In early 1944 when I visited my family — we lived on the Vineyard — before going overseas with my fellow paratroopers in time to make the jump into Normandy in World War II, I spent my last hour with Nancy, who sat on the floor beside me, rocking back and forth and smiling. She couldn’t talk but she was communicating as best she could.

None of the letters mother wrote me while I was overseas mentioned Nancy and when I returned home a few months after the war’s end, my mother and father and my 11-year-old brother Danny, now deceased, met me at the steamship dock in Vineyard Haven. It was then I learned that my sister — who was mentally retarded — had become a ward of the state.

On Oct. 25 of this month I went to a funeral service for Nancy in Wareham and was accompanied by my longtime companion Ruth Kirchmeier, my son Jeffrey and my grandson Sam.

The service was in a private dwelling on 3 Sarah Beth Lane. Run by the Seven Hills Foundation, it was where Nancy spent the last years of her life with other handicapped people and a devoted caretaking staff.

It is a place where those such as my sister are watched over and encouraged to lead lives that embrace typical activities, whether with friends and mentors and guardians, going downtown for a haircut or paying a visit to a coffee shop after making a small boat tour of a nearby river.

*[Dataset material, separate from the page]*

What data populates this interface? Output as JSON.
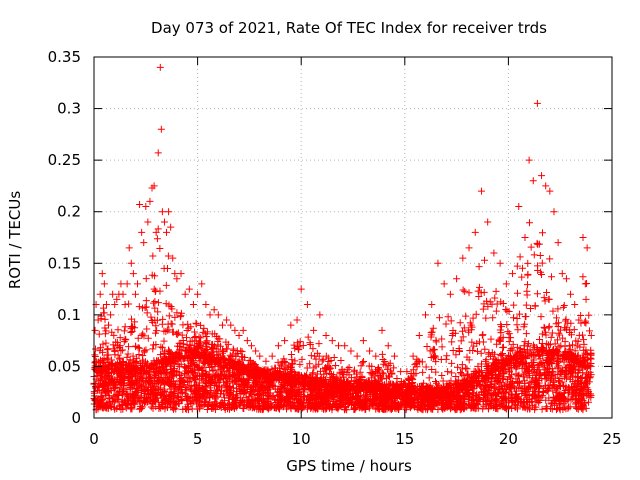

Most of those at Nancy’s service were her caretakers both past and present. Two of her fellow residents at Sarah Beth also attended.

At one point there was a slide show of Nancy engaged in some project or wearing various unusual garments that pleased her. That presentation lasted the better part of an hour because virtually every slide produced bursts of laughter or detailed and fervent explanations of what recollections that image had triggered.

A sister I never knew emerged in that hour, a smiling, friendly, forthright woman who knew what she wanted and despite her limited vocabulary could make those wishes known.

Many of the staff were weeping as was one of Nancy’s fellow residents. The room was awash in nostalgia, emotion and anecdotes, and it slowly dawned on me that those who had cared for my sister over the decades were her true family.

As Ruth and I and my son and grandson were leaving, a staff member told us that he had just planted a flowering dogwood tree in the yard in Nancy’s memory and suggested that we might wish to add a bit of earth to his planting. We did.

Nelson Bryant lives in West Tisbury.